Our group's research focuses on understanding the processing-structure-property relationships in functional materials. Specifically, we pursue the following research thrusts, which enable the next generation of micro and nano-electro-chemo-mechanical devices.

Electromechanically-Active Materials 
We probe the fundamental science of ferroic materials, as it pertains to the mechanisms of intrinsic and extrinsic contributions to the functional response of these materials. Specifically, we probe the defect-defect interactions between domain walls, point, line and area defects.
We also explore novel mechanisms and new processing approaches for enhanced electromechanical response at the micro and nanoscale (increased or invariant response with decreasing size). Of special interest are exploration of new material composition unstable in bulk form, understanding of the mesoscale origins of the giant electromechanical response in relaxor-ferroelectric solid solutions, radiation effects on the functional response of ferroelectric materials, and design of compositions for high energy storage applications. Correlation of the micro- and macro-scopic responses are other areas of interest within this research thrust.

In-Situ and Operando Characterization at the Mesoscale
This thrust hinges on design of energy discovery platforms: appropriately created micro- and nano-structures to enable in-situ and operando characterization at multiple length scales (e.g. piezoresponse force microscopy and electron microscopy, as well as macro-scale characterization techniques), while resulting in enhanced compatibility with mathematical and finite element modeling of the same. The coupled theoretical and experimental results allow a unique vision into the electro-chemo-mechanical processes with an unprecedented resolution (from tens of nanometers to few microns) over many orders of magnitude overall length-scales (tens to hundreds of microns). Specifically, we leverage machine learning approaches to separate physical and chemical contributors and understand correlation across properties and length scales in materials. 

 

Data Science Applications to Materials Science
One of the biggest challenges in materials science and engineering remains the long lab-to-fab timelines, which is more and more often affected by claims unsubstantiated by the needed materials characterization since its conception or “discovery” in a laboratory.
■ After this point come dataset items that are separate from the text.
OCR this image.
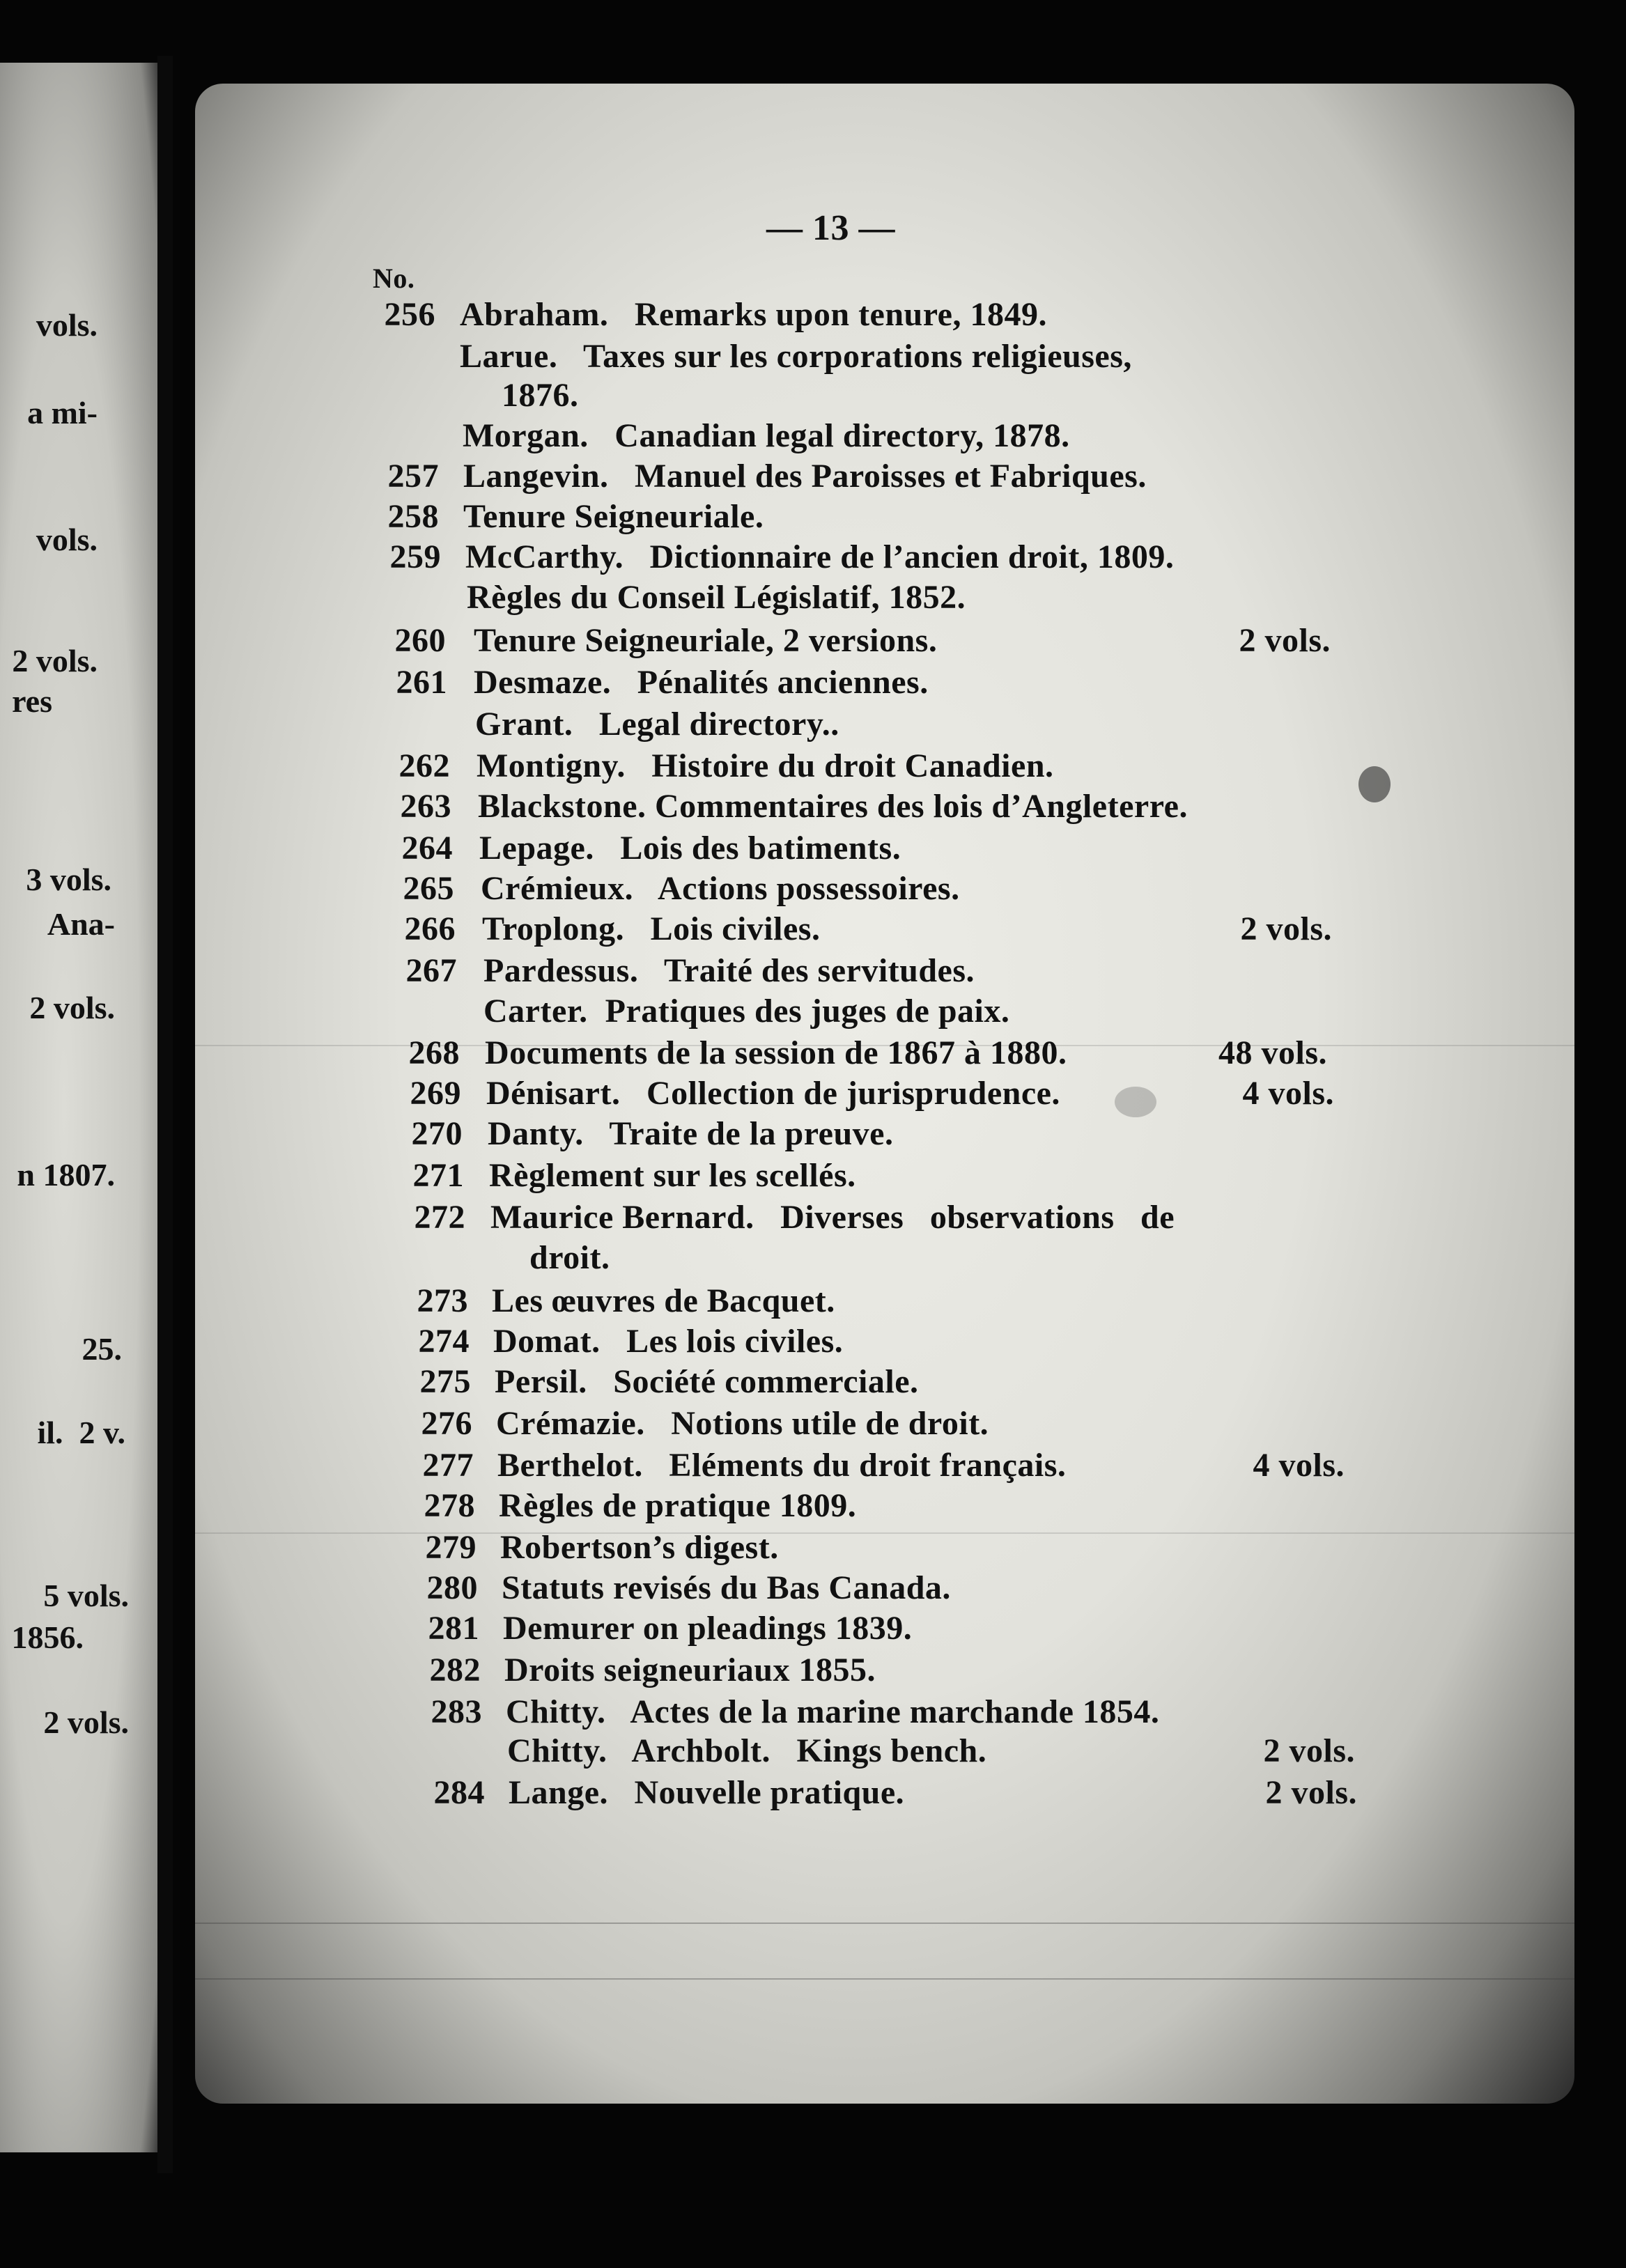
vols.
a mi-
vols.
2 vols.
res
3 vols.
Ana-
2 vols.
n 1807.
25.
il.  2 v.
5 vols.
1856.
2 vols.
— 13 —
No.
256 Abraham.   Remarks upon tenure, 1849.
Larue.   Taxes sur les corporations religieuses,
1876.
Morgan.   Canadian legal directory, 1878.
257 Langevin.   Manuel des Paroisses et Fabriques.
258 Tenure Seigneuriale.
259 McCarthy.   Dictionnaire de l’ancien droit, 1809.
Règles du Conseil Législatif, 1852.
260 Tenure Seigneuriale, 2 versions.	2 vols.
261 Desmaze.   Pénalités anciennes.
Grant.   Legal directory..
262 Montigny.   Histoire du droit Canadien.
263 Blackstone. Commentaires des lois d’Angleterre.
264 Lepage.   Lois des batiments.
265 Crémieux.   Actions possessoires.
266 Troplong.   Lois civiles.	2 vols.
267 Pardessus.   Traité des servitudes.
Carter.  Pratiques des juges de paix.
268 Documents de la session de 1867 à 1880.	48 vols.
269 Dénisart.   Collection de jurisprudence.	4 vols.
270 Danty.   Traite de la preuve.
271 Règlement sur les scellés.
272 Maurice Bernard.   Diverses   observations   de
droit.
273 Les œuvres de Bacquet.
274 Domat.   Les lois civiles.
275 Persil.   Société commerciale.
276 Crémazie.   Notions utile de droit.
277 Berthelot.   Eléments du droit français.	4 vols.
278 Règles de pratique 1809.
279 Robertson’s digest.
280 Statuts revisés du Bas Canada.
281 Demurer on pleadings 1839.
282 Droits seigneuriaux 1855.
283 Chitty.   Actes de la marine marchande 1854.
Chitty.   Archbolt.   Kings bench.	2 vols.
284 Lange.   Nouvelle pratique.	2 vols.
We attempt to reduce the lab-to-fab timeline in different fields of materials science through data science with a multi-pronged approach. 1) We leverage high-throughout characterization methods at multiple length scales that enable us to get better insights into the properties of materials even when large number of samples are not available for creating statistical analysis; 2) We collaborate with data scientists and signal processing experts to enhance our understanding of signal development in nanoscale characterization methods, with the goal of reducing controversies in data interpretation in literature. 3) We have direct collaboration with theory and modeling colleagues to design materials with desired functionalities.
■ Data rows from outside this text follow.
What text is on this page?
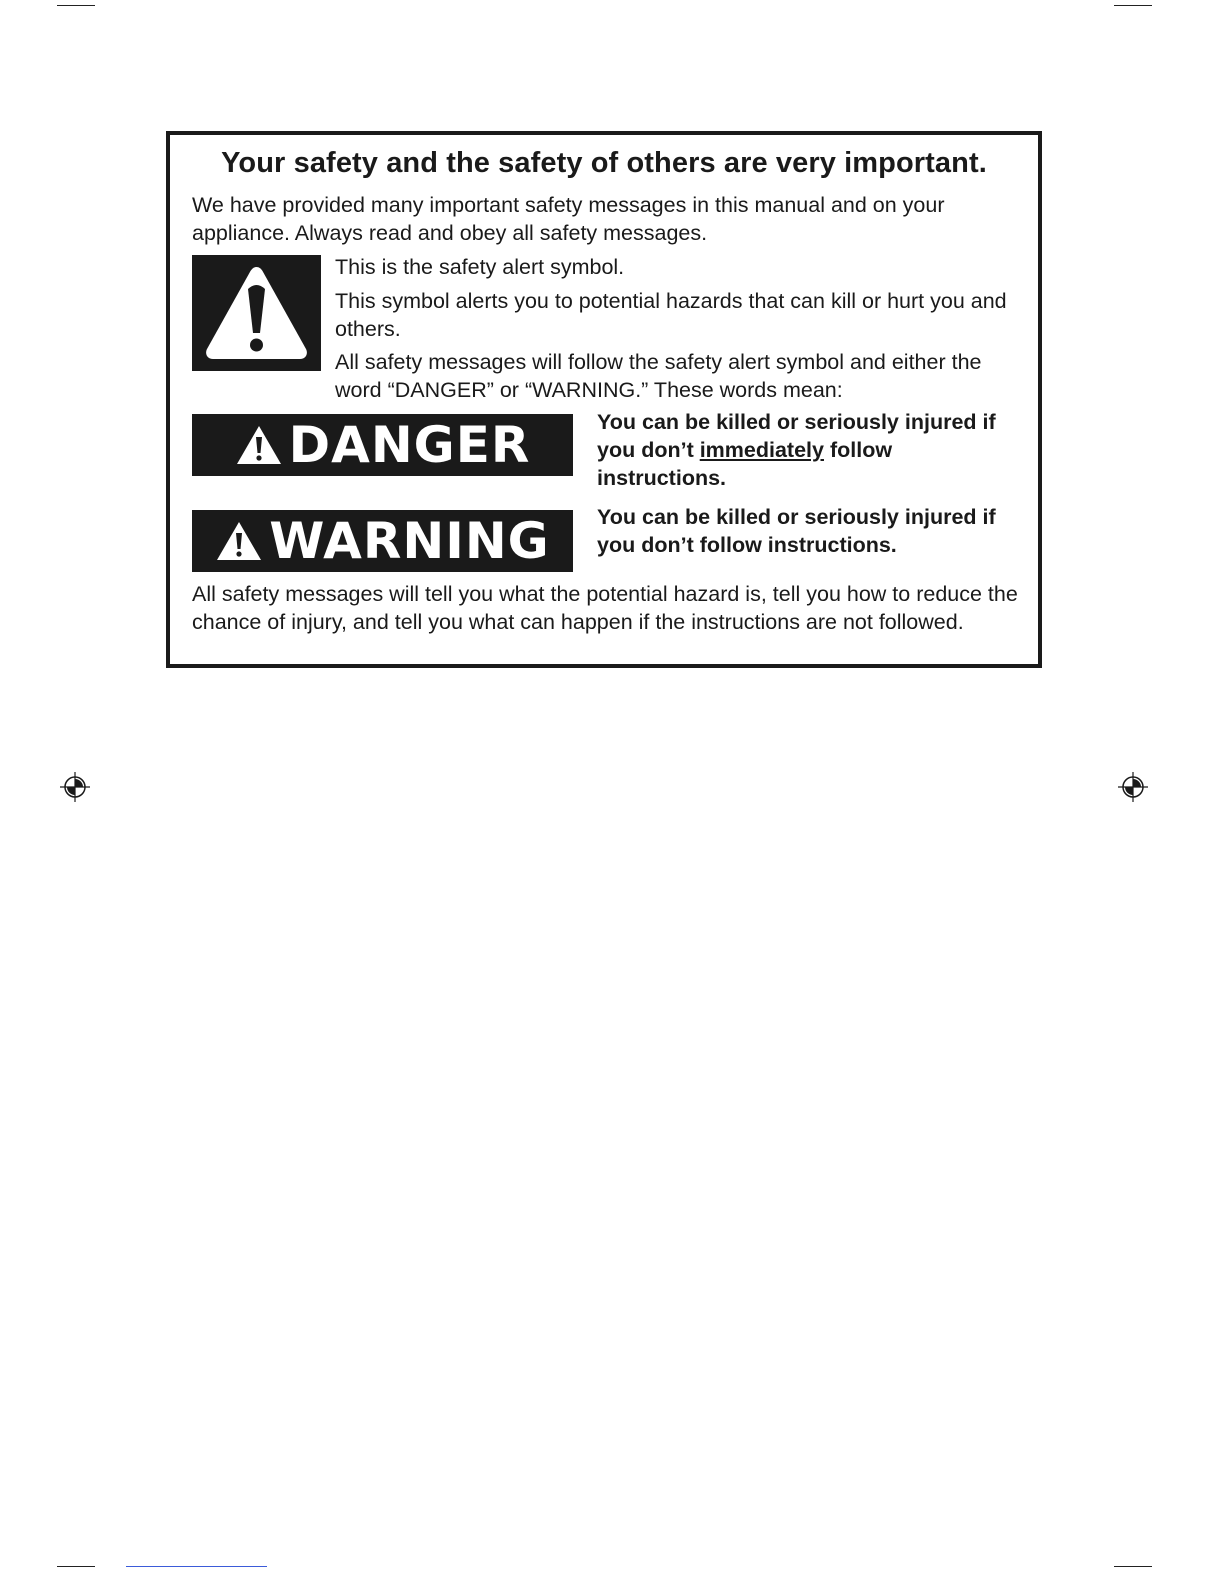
Your safety and the safety of others are very important.
We have provided many important safety messages in this manual and on your appliance. Always read and obey all safety messages.
This is the safety alert symbol.
This symbol alerts you to potential hazards that can kill or hurt you and others.
All safety messages will follow the safety alert symbol and either the word “DANGER” or “WARNING.” These words mean:
DANGER	You can be killed or seriously injured if you don’t immediately follow instructions.
WARNING You can be killed or seriously injured if you don’t follow instructions.
All safety messages will tell you what the potential hazard is, tell you how to reduce the chance of injury, and tell you what can happen if the instructions are not followed.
Far-from-Equilibrium Processing Approaches
We explore new processing approaches for fabrication of micro and nanoscale complex oxide materials, with special focus on enabling technologies for fabrication of micro- and nano-electromechanical systems (MEMS and NEMS), and increased compatibility with CMOS processing for full integration and final miniaturization. These processing approaches are far-from-equilibrium and therefore result not only in substantially microstructure changes but also large variations of the final functional properties of the material.
We probe the resulting properties of the materials, specifically targeting the physics of these complex oxides at the mesoscale, through integration of macro and microscopic characterization techniques. Our final goal is to create a processing design space that is uniquely correlated with the desired final functional responses.